Political actors — including both superpowers and emerging economies — for decades have used cyberattacks, hacks, leaks, and malware to gain a political edge over their enemies and to keep their allies in line. One of the earliest and most notable events involved René Camille, comptroller general of the Vichy French Army and an agent for the French Resistance, who hacked the punched card system used by the Nazis to locate Jews in the early 1940s.
Over time, the scope, scale and sophistication of politically motivated attacks have increased alongside their malicious intentions. In 2004, North Korea trained an army of 500 hackers who sabotaged South Korea's computer networks. Flash forward to the present and the US is accusing Russia of targeting its energy infrastructure.
Cyber strategies have become just as important as physical arms in the battle for world supremacy. Here is a quick look at four broad categories these new cyber forces execute through clicks rather than triggers.
Political actors are adding cyber weapons to their arsenal since they have a number of distinct advantages over traditional bombs and missiles. They are less expensive (the cost of just one Tomahawk cruise missile hovers around $1.8 million), and attackers can activate them at a moment's notice. Moreover, retaliation is not as likely because attribution is so difficult and loss of life is likely to be far less than in direct combat.
One recent example is the sabotage of missiles and missile programs rather than relying solely on unreliable and expensive antimissile interceptors. This tactic has strategic appeal because the adversary may suspect a technical flaw rather than sabotage. For instance, the US built the so called "left-of-launch" capability aimed at disabling North Korea's nuclear missile systems on the ground prior to launch. In the case of Iran, the US built and deployed project Nitro Zeus as a cyber alternative to full-scale war.
Using cyber means to distribute misinformation and propaganda and instill controversy, confusion, doubt, and anger among targeted populations has grown in popularity. Russia's influence on the US elections (from the Democratic National Convention hack to social media troll farms and millions of ads) is well documented. Overall, Russia is suspected of political meddling in 27 countries since 2004.

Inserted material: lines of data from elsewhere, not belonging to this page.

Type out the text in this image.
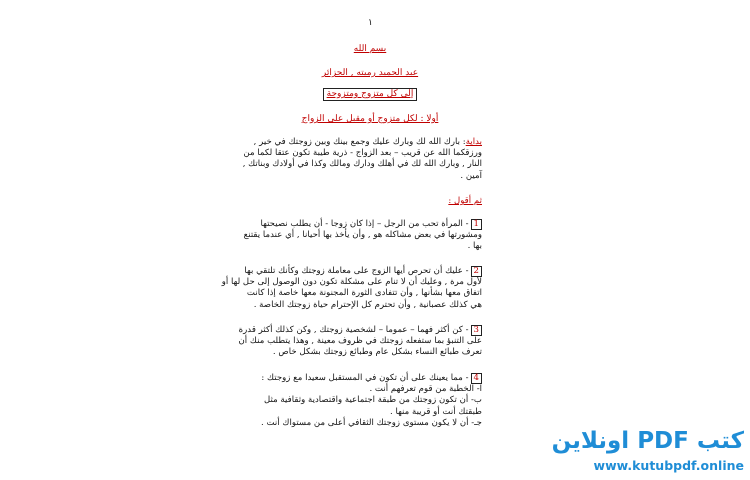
١
بسم الله
عبد الحميد رميته , الجزائر
إلى كل متزوج ومتزوجة
أولا : لكل متزوج أو مقبل على الزواج
بداية: بارك الله لك وبارك عليك وجمع بينك وبين زوجتك في خير ,
ورزقكما الله عن قريب – بعد الزواج - ذرية طيبة تكون عتقا لكما من
النار , وبارك الله لك في أهلك ودارك ومالك وكذا في أولادك وبناتك ,
آمين .
ثم أقول :
1- المرأة تحب من الرجل – إذا كان زوجا - أن يطلب نصيحتها
ومشورتها في بعض مشاكله هو , وأن يأخذ بها أحيانا , أي عندما يقتنع
بها .
2- عليك أن تحرص أيها الزوج على معاملة زوجتك وكأنك تلتقي بها
لأول مرة , وعليك أن لا تنام على مشكلة تكون دون الوصول إلى حل لها أو
اتفاق معها بشأنها , وأن تتفادى الثورة المجنونة معها خاصة إذا كانت
هي كذلك عصبانية , وأن تحترم كل الإحترام حياة زوجتك الخاصة .
3- كن أكثر فهما – عموما – لشخصية زوجتك , وكن كذلك أكثر قدرة
على التنبؤ بما ستفعله زوجتك في ظروف معينة , وهذا يتطلب منك أن
تعرف طبائع النساء بشكل عام وطبائع زوجتك بشكل خاص .
4- مما يعينك على أن تكون في المستقبل سعيدا مع زوجتك :
ا- الخطبة من قوم تعرفهم أنت .
ب- أن تكون زوجتك من طبقة اجتماعية واقتصادية وثقافية مثل
طبقتك أنت أو قريبة منها .
جـ- أن لا يكون مستوى زوجتك الثقافي أعلى من مستواك أنت .
كتب PDF اونلاين
www.kutubpdf.online
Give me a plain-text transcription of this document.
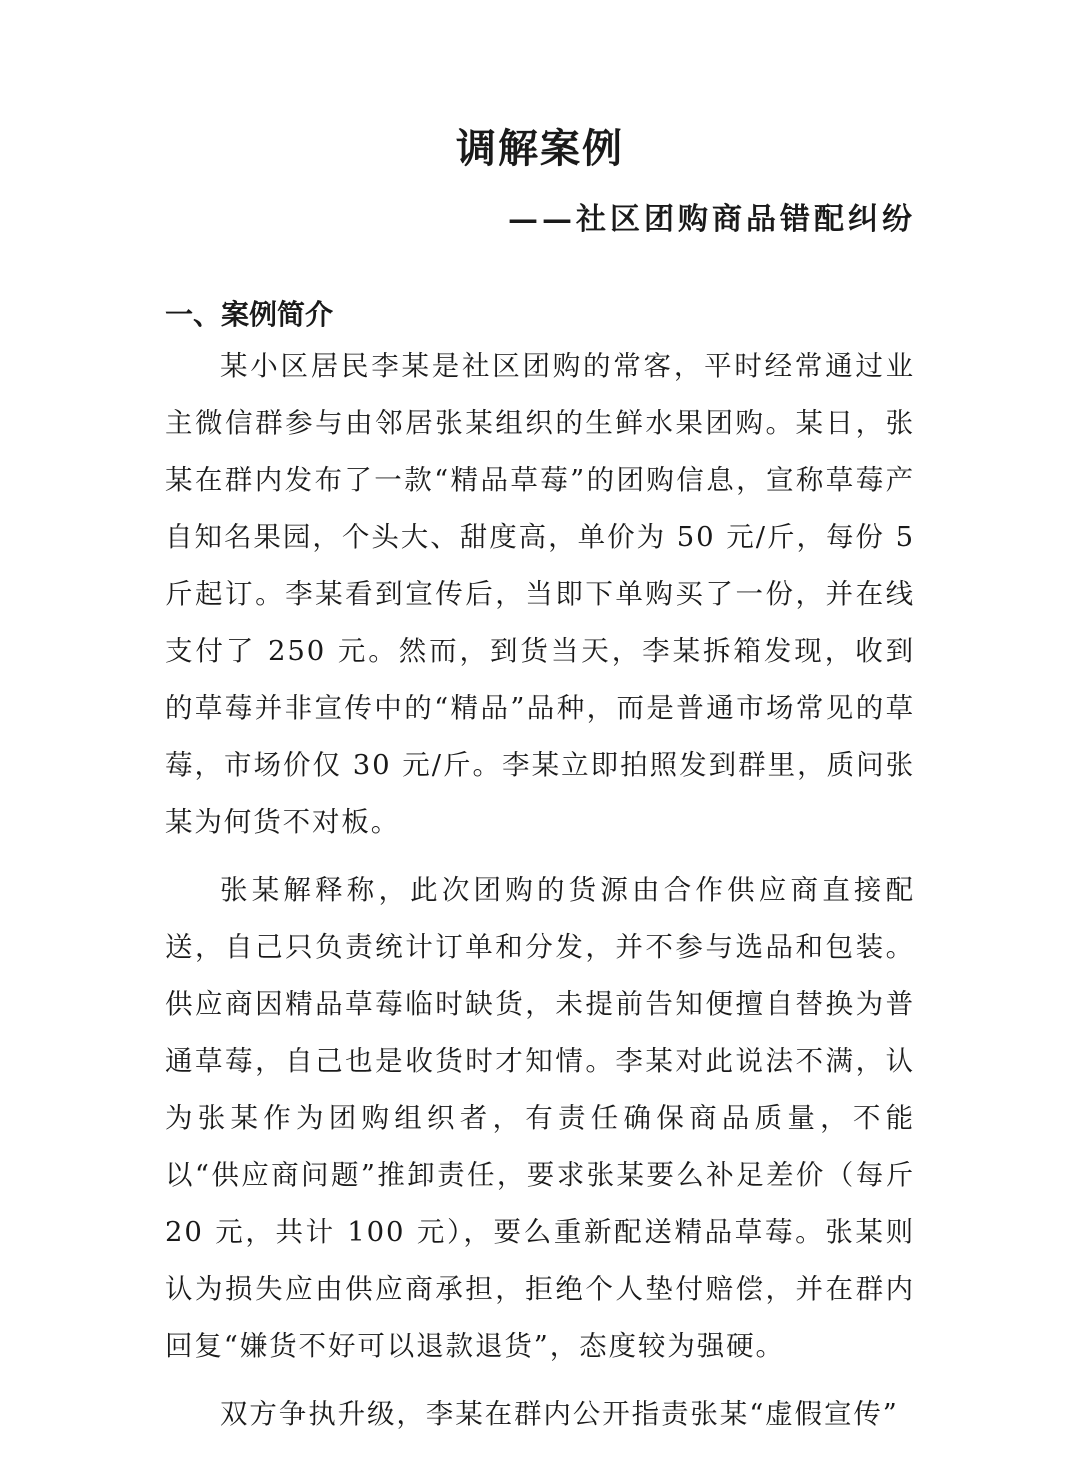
调解案例
——社区团购商品错配纠纷
一、案例简介

某小区居民李某是社区团购的常客，平时经常通过业主微信群参与由邻居张某组织的生鲜水果团购。某日，张某在群内发布了一款“精品草莓”的团购信息，宣称草莓产自知名果园，个头大、甜度高，单价为 50 元/斤，每份 5 斤起订。李某看到宣传后，当即下单购买了一份，并在线支付了 250 元。然而，到货当天，李某拆箱发现，收到的草莓并非宣传中的“精品”品种，而是普通市场常见的草莓，市场价仅 30 元/斤。李某立即拍照发到群里，质问张某为何货不对板。

张某解释称，此次团购的货源由合作供应商直接配送，自己只负责统计订单和分发，并不参与选品和包装。供应商因精品草莓临时缺货，未提前告知便擅自替换为普通草莓，自己也是收货时才知情。李某对此说法不满，认为张某作为团购组织者，有责任确保商品质量，不能以“供应商问题”推卸责任，要求张某要么补足差价（每斤 20 元，共计 100 元），要么重新配送精品草莓。张某则认为损失应由供应商承担，拒绝个人垫付赔偿，并在群内回复“嫌货不好可以退款退货”，态度较为强硬。

双方争执升级，李某在群内公开指责张某“虚假宣传”
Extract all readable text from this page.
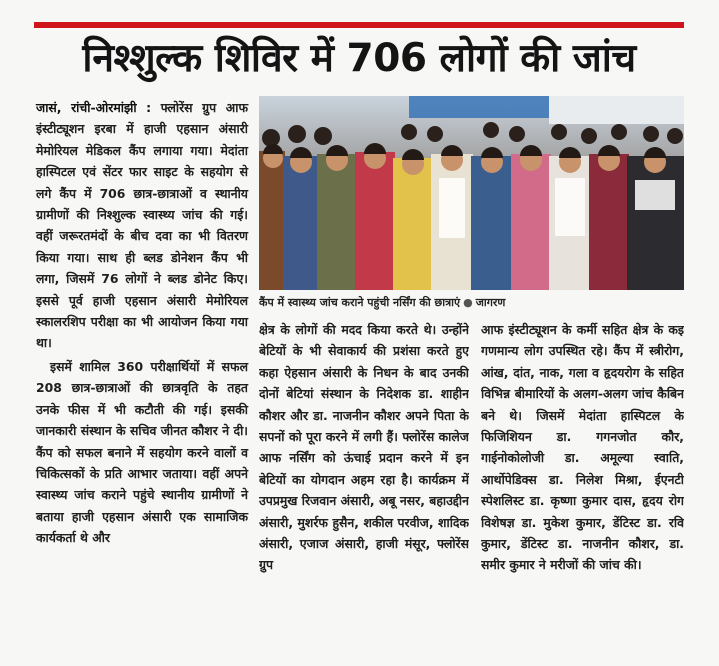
निश्शुल्क शिविर में 706 लोगों की जांच

जासं, रांची-ओरमांझी : फ्लोरेंस ग्रुप आफ इंस्टीट्यूशन इरबा में हाजी एहसान अंसारी मेमोरियल मेडिकल कैंप लगाया गया। मेदांता हास्पिटल एवं सेंटर फार साइट के सहयोग से लगे कैंप में 706 छात्र-छात्राओं व स्थानीय ग्रामीणों की निश्शुल्क स्वास्थ्य जांच की गई। वहीं जरूरतमंदों के बीच दवा का भी वितरण किया गया। साथ ही ब्लड डोनेशन कैंप भी लगा, जिसमें 76 लोगों ने ब्लड डोनेट किए। इससे पूर्व हाजी एहसान अंसारी मेमोरियल स्कालरशिप परीक्षा का भी आयोजन किया गया था।

इसमें शामिल 360 परीक्षार्थियों में सफल 208 छात्र-छात्राओं की छात्रवृति के तहत उनके फीस में भी कटौती की गई। इसकी जानकारी संस्थान के सचिव जीनत कौशर ने दी। कैंप को सफल बनाने में सहयोग करने वालों व चिकित्सकों के प्रति आभार जताया। वहीं अपने स्वास्थ्य जांच कराने पहुंचे स्थानीय ग्रामीणों ने बताया हाजी एहसान अंसारी एक सामाजिक कार्यकर्ता थे और

कैंप में स्वास्थ्य जांच कराने पहुंची नर्सिंग की छात्राएं ● जागरण

क्षेत्र के लोगों की मदद किया करते थे। उन्होंने बेटियों के भी सेवाकार्य की प्रशंसा करते हुए कहा ऐहसान अंसारी के निधन के बाद उनकी दोनों बेटियां संस्थान के निदेशक डा. शाहीन कौशर और डा. नाजनीन कौशर अपने पिता के सपनों को पूरा करने में लगी हैं। फ्लोरेंस कालेज आफ नर्सिंग को ऊंचाई प्रदान करने में इन बेटियों का योगदान अहम रहा है। कार्यक्रम में उपप्रमुख रिजवान अंसारी, अबू नसर, बहाउद्दीन अंसारी, मुशर्रफ हुसैन, शकील परवीज, शादिक अंसारी, एजाज अंसारी, हाजी मंसूर, फ्लोरेंस ग्रुप

आफ इंस्टीट्यूशन के कर्मी सहित क्षेत्र के कइ गणमान्य लोग उपस्थित रहे। कैंप में स्त्रीरोग, आंख, दांत, नाक, गला व हृदयरोग के सहित विभिन्न बीमारियों के अलग-अलग जांच कैबिन बने थे। जिसमें मेदांता हास्पिटल के फिजिशियन डा. गगनजोत कौर, गाईनोकोलोजी डा. अमूल्या स्वाति, आर्थोपेडिक्स डा. निलेश मिश्रा, ईएनटी स्पेशलिस्ट डा. कृष्णा कुमार दास, हृदय रोग विशेषज्ञ डा. मुकेश कुमार, डेंटिस्ट डा. रवि कुमार, डेंटिस्ट डा. नाजनीन कौशर, डा. समीर कुमार ने मरीजों की जांच की।
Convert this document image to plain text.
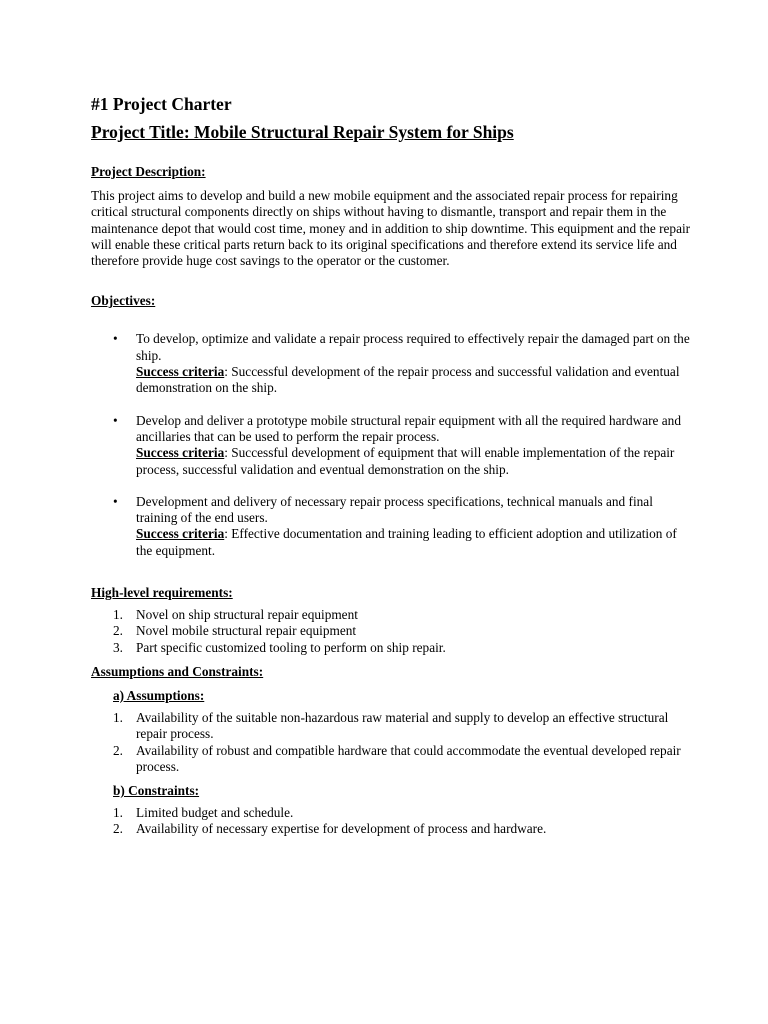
#1 Project Charter
Project Title: Mobile Structural Repair System for Ships
Project Description:

This project aims to develop and build a new mobile equipment and the associated repair process for repairing critical structural components directly on ships without having to dismantle, transport and repair them in the maintenance depot that would cost time, money and in addition to ship downtime. This equipment and the repair will enable these critical parts return back to its original specifications and therefore extend its service life and therefore provide huge cost savings to the operator or the customer.

Objectives:
• To develop, optimize and validate a repair process required to effectively repair the damaged part on the ship.
Success criteria: Successful development of the repair process and successful validation and eventual demonstration on the ship.
• Develop and deliver a prototype mobile structural repair equipment with all the required hardware and ancillaries that can be used to perform the repair process.
Success criteria: Successful development of equipment that will enable implementation of the repair process, successful validation and eventual demonstration on the ship.
• Development and delivery of necessary repair process specifications, technical manuals and final training of the end users.
Success criteria: Effective documentation and training leading to efficient adoption and utilization of the equipment.
High-level requirements:
1. Novel on ship structural repair equipment
2. Novel mobile structural repair equipment
3. Part specific customized tooling to perform on ship repair.
Assumptions and Constraints:
a) Assumptions:
1. Availability of the suitable non-hazardous raw material and supply to develop an effective structural repair process.
2. Availability of robust and compatible hardware that could accommodate the eventual developed repair process.
b) Constraints:
1. Limited budget and schedule.
2. Availability of necessary expertise for development of process and hardware.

Although not as infamous as Russia, other countries have also leveraged cyber tactics for political gains. The United Arab Emirates (UAE) and Qatar stand accused of hacking emails, releasing "dirt" and weaponizing fake news to influence American policy on both Iran and the stance on a UAE-led blockade of its country. Even less industrialized nations, such as Vietnam, are going cyber for political advantage. Vietnam is suspected of hacking and releasing sensitive Philippine documents, including a transcript of a phone call between President Trump and President Duterte, in an apparent attempt to derail the Philippines from strengthening ties with the US and China.
Many countries with less-than-stellar human rights records have deployed cyber weapons as surveillance tools against their own citizens. These can be homemade or tools purchased from cyber-arms dealers. Examples include: China's focus on dissidents and political activists in Hong Kong, Mexico's hacking and tracking of journalists, Pakistan's surveillance of human rights defenders, and Iran's cyber harassment of protesters.
Nation-State Digital Espionage
In addition to leveraging expensive spies, countries have been using digital espionage for over half a century. With most sensitive data now available in digital format on network-accessible servers, this type of espionage has proven to be extremely powerful and allows for fast access to troves of information. China's hack of the Office of Personnel Management as well as its alleged theft of F-35 blueprints are examples of this type of cyberattack. The US government also engages in spying campaigns, as revealed by Edward Snowden.
What's next? Just like their physical counterparts, cyber arms will continue to become more advanced and pervasive. They are also becoming more "democratized" and accessible to developing countries that we do not normally associate strong military capabilities with. Eventually, cyber weapons will turn out to be more influential than the military in determining world supremacy.